– Исусик, – сказала пигалица перед нами и отвернулась, хихикая.

И правда, подумал я.

И правда – и разозлился ещё больше.


А он просто улыбнулся – блаженный, снова подумал я зло и мне захотелось ему вмазать при всех. Но за окном, порывисто подпрыгивая, шла мама, прижимала пальцы ко рту и, кажется, что-то беззвучно говорила.


Автобус мягко ткнулся шинами в тротуарный камень, оттолкнулся и полетел. Мимо колеса обозрения на той стороне реки, мимо похожих на кремовый торт домов, мимо выстроившихся на поворот машин и протыкающих небо трубами фабрик.


[Бестиарий Святого Фомы]

А вот эти не могут в одиночестве – если они оказываются в одиночестве, то могут превратиться в чудовищ. Нет ничего страшнее домашнего, ставшего диким. Люди-собаки обладают мягкой головой и заботливыми глазами. Они любят детей и тех, о ком нужно заботиться. Если нужно позаботиться – нет никого лучше людей-собак. Только в заботе забывают обо всём – о том, что есть ещё что-то, кроме заботы. Они быстро привязываются и нет никакой силы, которая оторвала бы их от хозяина. И совсем неважно – праведник он или злодей. Люди-собаки не знают добра и зла – они знают только верность и привязанность. Поэтому нет ничего легче, чем обмануть человека-собаку. Они терпеливы и терпением своим и добротой своей, не знающей черного и белого, могут родить огромное зло. Люди-собаки питаются оставшимся от других, часто не зная даже, что бывает иначе. Держи их подальше от людей-драконов и тогда люди-собаки будут думать, что знают то, что они принимают за счастье…

IV. Я


Иногда лысому брату казалось, что он слышит, как думают другие.


Это было как часы.

Дома у них, в холле, на стене висят часы. Старые и странные. Иногда они идут совсем тихо, притаившись – словно их и нет здесь вовсе, а иногда, будто рассердившись, поспешно тикают секунду-другую, чтоб тут же снова замолчать и не разбрызгивать тишину острыми стрелками.

Вот – бешено бегут в никуда, а вот уже – сгинули, словно их и не было никогда. Вот так же и чужие мысли.

Вдруг натыкаешься на них в воздухе – задеваешь локтем нечаянно – и пугаешься сразу, потому что думаешь: твоё это или чужое? А если чужое – то правда ли всё это, надуманное, не может же человек быть таким.

Чужие мысли были намёком, мороком – и намёк этот совсем не хотелось распутывать из клубка упругих сгустков, тычущегося в твоё плечо.

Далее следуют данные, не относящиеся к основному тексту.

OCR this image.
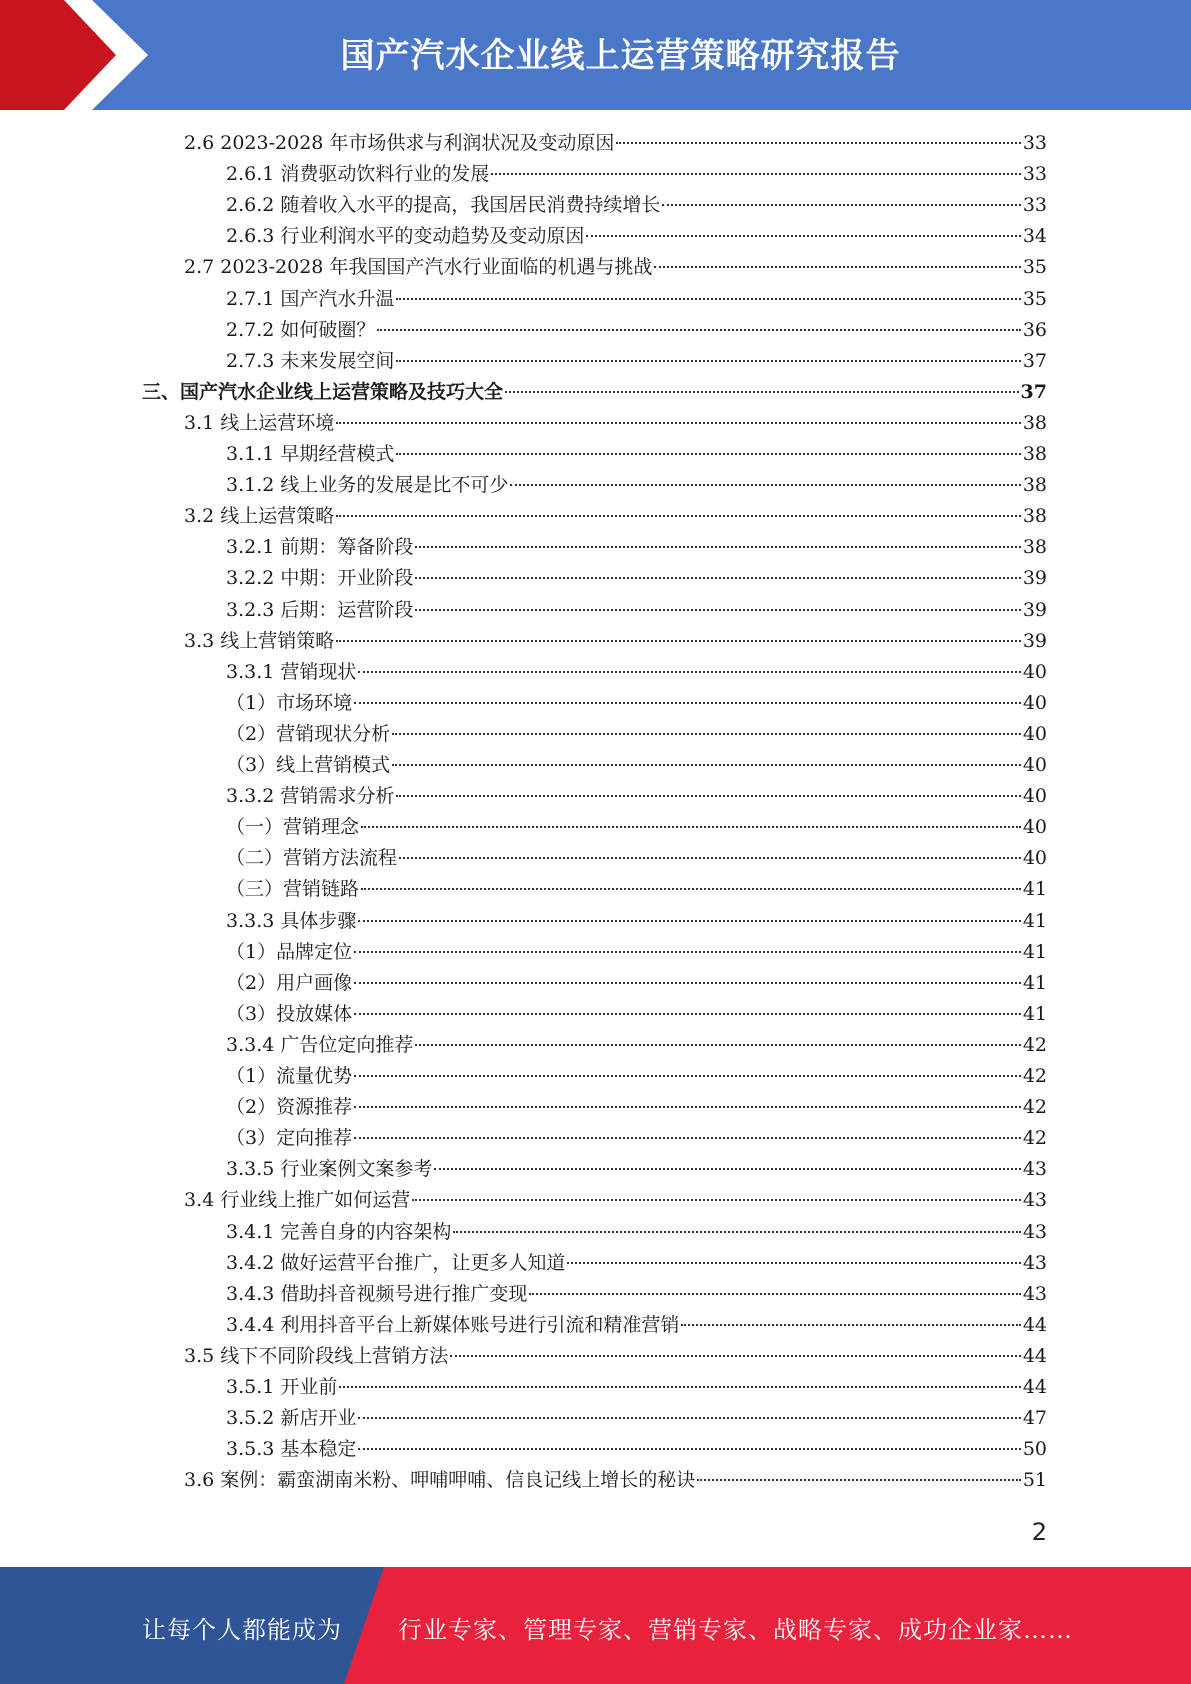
国产汽水企业线上运营策略研究报告
2.6 2023-2028 年市场供求与利润状况及变动原因	33
2.6.1 消费驱动饮料行业的发展	33
2.6.2 随着收入水平的提高，我国居民消费持续增长	33
2.6.3 行业利润水平的变动趋势及变动原因	34
2.7 2023-2028 年我国国产汽水行业面临的机遇与挑战	35
2.7.1 国产汽水升温	35
2.7.2 如何破圈？	36
2.7.3 未来发展空间	37
三、国产汽水企业线上运营策略及技巧大全	37
3.1 线上运营环境	38
3.1.1 早期经营模式	38
3.1.2 线上业务的发展是比不可少	38
3.2 线上运营策略	38
3.2.1 前期：筹备阶段	38
3.2.2 中期：开业阶段	39
3.2.3 后期：运营阶段	39
3.3 线上营销策略	39
3.3.1 营销现状	40
（1）市场环境	40
（2）营销现状分析	40
（3）线上营销模式	40
3.3.2 营销需求分析	40
（一）营销理念	40
（二）营销方法流程	40
（三）营销链路	41
3.3.3 具体步骤	41
（1）品牌定位	41
（2）用户画像	41
（3）投放媒体	41
3.3.4 广告位定向推荐	42
（1）流量优势	42
（2）资源推荐	42
（3）定向推荐	42
3.3.5 行业案例文案参考	43
3.4 行业线上推广如何运营	43
3.4.1 完善自身的内容架构	43
3.4.2 做好运营平台推广，让更多人知道	43
3.4.3 借助抖音视频号进行推广变现	43
3.4.4 利用抖音平台上新媒体账号进行引流和精准营销	44
3.5 线下不同阶段线上营销方法	44
3.5.1 开业前	44
3.5.2 新店开业	47
3.5.3 基本稳定	50
3.6 案例：霸蛮湖南米粉、呷哺呷哺、信良记线上增长的秘诀	51
2
让每个人都能成为 行业专家、管理专家、营销专家、战略专家、成功企业家……
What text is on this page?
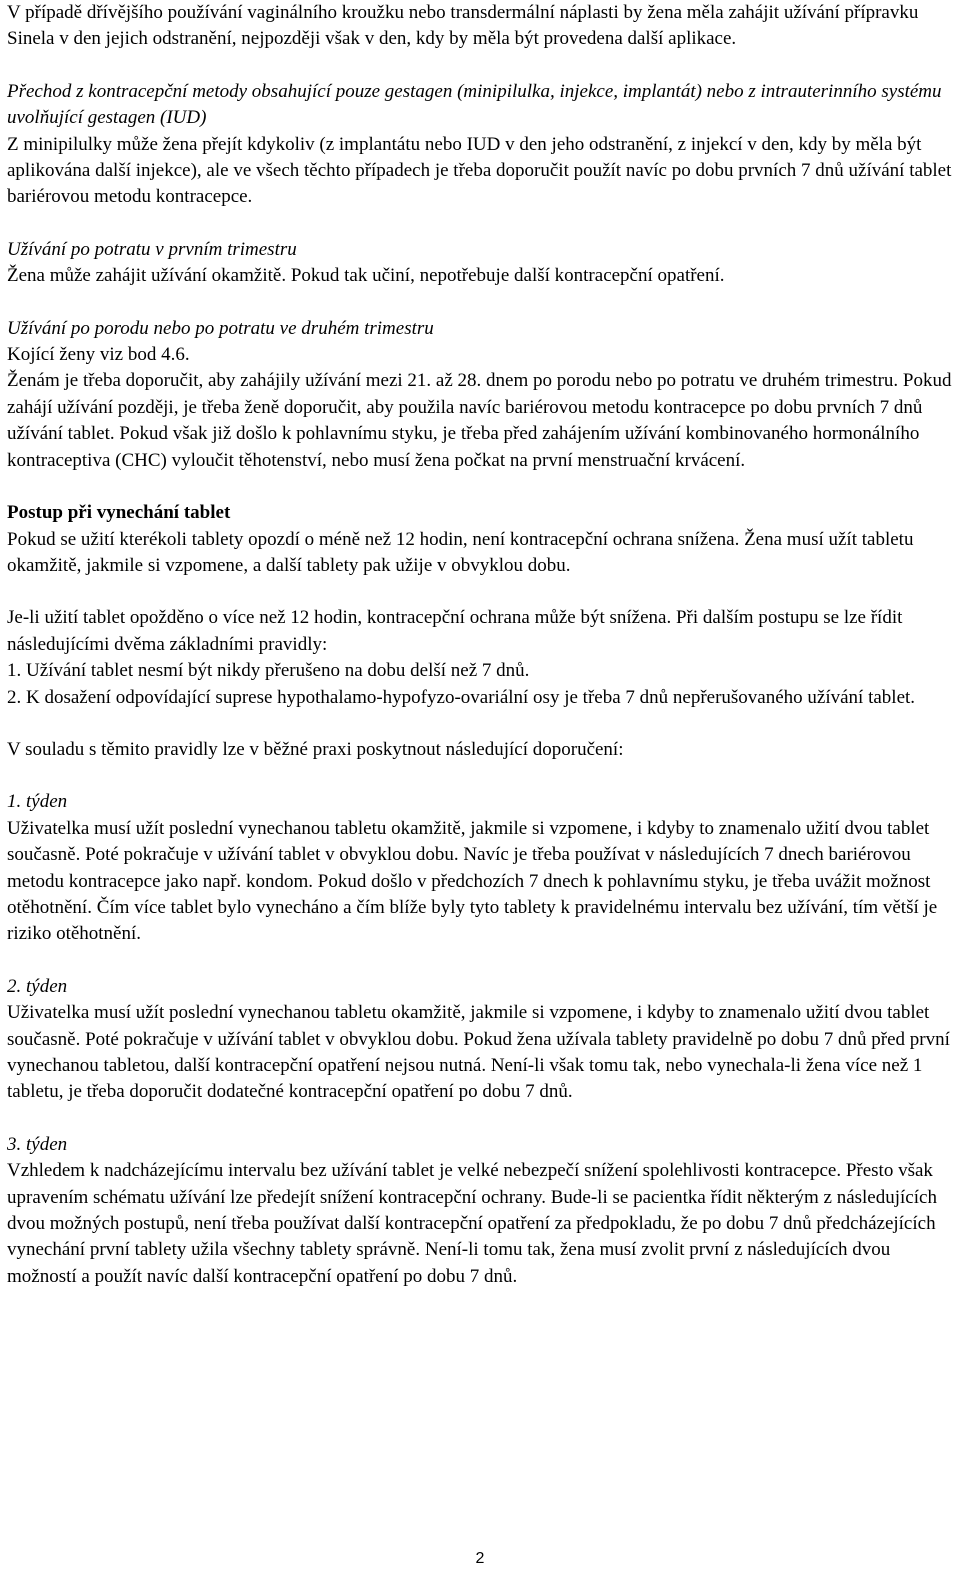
V případě dřívějšího používání vaginálního kroužku nebo transdermální náplasti by žena měla zahájit užívání přípravku Sinela v den jejich odstranění, nejpozději však v den, kdy by měla být provedena další aplikace.

Přechod z kontracepční metody obsahující pouze gestagen (minipilulka, injekce, implantát) nebo z intrauterinního systému uvolňující gestagen (IUD)

Z minipilulky může žena přejít kdykoliv (z implantátu nebo IUD v den jeho odstranění, z injekcí v den, kdy by měla být aplikována další injekce), ale ve všech těchto případech je třeba doporučit použít navíc po dobu prvních 7 dnů užívání tablet bariérovou metodu kontracepce.

Užívání po potratu v prvním trimestru

Žena může zahájit užívání okamžitě. Pokud tak učiní, nepotřebuje další kontracepční opatření.

Užívání po porodu nebo po potratu ve druhém trimestru

Kojící ženy viz bod 4.6.

Ženám je třeba doporučit, aby zahájily užívání mezi 21. až 28. dnem po porodu nebo po potratu ve druhém trimestru. Pokud zahájí užívání později, je třeba ženě doporučit, aby použila navíc bariérovou metodu kontracepce po dobu prvních 7 dnů užívání tablet. Pokud však již došlo k pohlavnímu styku, je třeba před zahájením užívání kombinovaného hormonálního kontraceptiva (CHC) vyloučit těhotenství, nebo musí žena počkat na první menstruační krvácení.

Postup při vynechání tablet

Pokud se užití kterékoli tablety opozdí o méně než 12 hodin, není kontracepční ochrana snížena. Žena musí užít tabletu okamžitě, jakmile si vzpomene, a další tablety pak užije v obvyklou dobu.

Je-li užití tablet opožděno o více než 12 hodin, kontracepční ochrana může být snížena. Při dalším postupu se lze řídit následujícími dvěma základními pravidly:

1. Užívání tablet nesmí být nikdy přerušeno na dobu delší než 7 dnů.

2. K dosažení odpovídající suprese hypothalamo-hypofyzo-ovariální osy je třeba 7 dnů nepřerušovaného užívání tablet.

V souladu s těmito pravidly lze v běžné praxi poskytnout následující doporučení:

1. týden

Uživatelka musí užít poslední vynechanou tabletu okamžitě, jakmile si vzpomene, i kdyby to znamenalo užití dvou tablet současně. Poté pokračuje v užívání tablet v obvyklou dobu. Navíc je třeba používat v následujících 7 dnech bariérovou metodu kontracepce jako např. kondom. Pokud došlo v předchozích 7 dnech k pohlavnímu styku, je třeba uvážit možnost otěhotnění. Čím více tablet bylo vynecháno a čím blíže byly tyto tablety k pravidelnému intervalu bez užívání, tím větší je riziko otěhotnění.

2. týden

Uživatelka musí užít poslední vynechanou tabletu okamžitě, jakmile si vzpomene, i kdyby to znamenalo užití dvou tablet současně. Poté pokračuje v užívání tablet v obvyklou dobu. Pokud žena užívala tablety pravidelně po dobu 7 dnů před první vynechanou tabletou, další kontracepční opatření nejsou nutná. Není-li však tomu tak, nebo vynechala-li žena více než 1 tabletu, je třeba doporučit dodatečné kontracepční opatření po dobu 7 dnů.

3. týden

Vzhledem k nadcházejícímu intervalu bez užívání tablet je velké nebezpečí snížení spolehlivosti kontracepce. Přesto však upravením schématu užívání lze předejít snížení kontracepční ochrany. Bude-li se pacientka řídit některým z následujících dvou možných postupů, není třeba používat další kontracepční opatření za předpokladu, že po dobu 7 dnů předcházejících vynechání první tablety užila všechny tablety správně. Není-li tomu tak, žena musí zvolit první z následujících dvou možností a použít navíc další kontracepční opatření po dobu 7 dnů.

2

Когда оказываешься в автобусе, набитом чужими, чужие мысли лезут под руку каждую минуту. Он представил, как дотронулся пальцами до мыслей девочки, сказавшей «Исусик», как наклонился, чтоб не скользнуть виском по мыслям мальчика, сидящего прямо за водителем.

Только мысли брата он не хотел знать.

Совсем.

Когда они плыли мимо него, он отворачивался и становился глухим. Ему не хотелось расшифровывать их витиеватые закорючки – наверное, потому что где-то глубоко в себе он знал всё, что тот может подумать. И убеждаться было неприятно.

Поэтому он стряхивал их, как назойливую мушку, щекочущую кожу, с руки – лучше уж думать про «Исусика», про то, что они думают «ничего себе, вот так шрам – гадость какая», «интересно, чего там у него?», чем про брата.


Большие кубы городских домов на утреннем солнце сначала утопли в сиреневом, заострив углы до невозможности, потом окрасились в охрянооранжевый, будто сливочная помадка, чтобы вкатиться в летний полдень выбеленными солнцем кубиками рафинада.


– А ещё жил однажды человек – ну пусть его звали Вилка, потому что волосы у него стояли как зубцы у вилки, – начал вдруг Исусик, наклонившись к пигалице. – И каждый раз, когда приближалась гроза, или надвигалась жара, или подкрадывались к городу тучи с отборным, с куриное яйцо, градом, – он засыпал.